Zibby is, predictably, in for a dose of reality. But, like most of the film, her hopes and neuroses and her relationship with Jesse are more deeply rendered than you might guess if you were to merely hear a description of them. Much of the credit for this has to go to Elizabeth Olsen, who is seemingly incapable of conveying anything other than an authentic, well-rounded woman (she’s saddled with unavoidable comparisons to her billionaire-actress sisters and their anorexic-chic personae, but her talent is enough to set her apart). But Radnor, in simply making a problems-of-well-educated-people movie that isn’t histrionic or complaining, does his part too. He has a refreshingly sober, even self-mocking, take on state of the over-educated urban professional. A particularly touching sequence in which Jesse and Zibby exchange cross-country letters relating their shared love of classical music might be excruciatingly banal in another movie, but it registers as honest in this one. Radnor fully accepts the silliness of a New Yorker drifting through the city smiling at everyone because he’s drunk on Schubert, and the sequence is shot so lovingly that you can’t help getting a bit drunk on it yourself.

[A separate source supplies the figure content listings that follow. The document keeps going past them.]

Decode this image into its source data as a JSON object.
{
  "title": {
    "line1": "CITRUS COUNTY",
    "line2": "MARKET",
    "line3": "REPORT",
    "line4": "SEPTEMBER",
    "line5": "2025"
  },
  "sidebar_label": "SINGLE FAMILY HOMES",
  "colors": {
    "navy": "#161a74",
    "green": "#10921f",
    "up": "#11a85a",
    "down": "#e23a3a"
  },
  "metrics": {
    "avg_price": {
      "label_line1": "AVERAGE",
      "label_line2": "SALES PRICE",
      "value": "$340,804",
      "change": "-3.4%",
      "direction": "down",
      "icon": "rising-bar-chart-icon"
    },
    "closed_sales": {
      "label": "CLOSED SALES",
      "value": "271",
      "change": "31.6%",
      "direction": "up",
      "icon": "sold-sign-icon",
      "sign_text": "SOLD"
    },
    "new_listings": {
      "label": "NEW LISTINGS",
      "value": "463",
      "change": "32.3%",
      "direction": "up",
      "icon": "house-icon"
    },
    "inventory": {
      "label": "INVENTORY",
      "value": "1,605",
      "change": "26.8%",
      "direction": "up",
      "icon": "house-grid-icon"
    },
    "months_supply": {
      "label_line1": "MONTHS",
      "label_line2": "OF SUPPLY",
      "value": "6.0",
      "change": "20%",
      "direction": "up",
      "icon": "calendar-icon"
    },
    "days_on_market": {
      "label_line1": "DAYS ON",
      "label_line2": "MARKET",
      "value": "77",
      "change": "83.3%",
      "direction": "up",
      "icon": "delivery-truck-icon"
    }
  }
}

Ironically for a movie that gains points for having a humble sense of humor, Liberal Arts’s biggest problem is that it could stand to take Jesse’s life a bit more seriously, or at the very least come up with something unarguably trying for him to deal with. All in all, the movie swings too far onto the light side. The emotional pitch of the relationship between Jesse and Zibby never drifts into anything like life-changing territory; they both just kind of learn their lessons amicably and move on.
Though Radnor is clearly pushing himself visually, the film doesn’t seem to have a reason for any particular track or pan. But Radnor does have a good idea of how his resolutely talky scenes should move. He writes tight, funny dialogue, paces it well, and cuts reliably to close-ups of faces at just the right moment, effectively nailing the emotional level of a scene to its proper place on screen. All of which is to say he has the makings of a limited but talented director.
Still, unless you have a degree in some esoteric study and secretly wish you could spend the rest of your life laying around reading, it’s going to be hard to care about Liberal Arts (you might, for some reason, have an unnatural affinity for the movie’s more far-reaching joke, including a recurring one in which Zac Efron plays Jesse’s cosmic-hippie guardian angel). But if you are an obsessive recreational reader, Liberal Arts is a fine reason to put your book down and not feel so lonely for an hour and a half.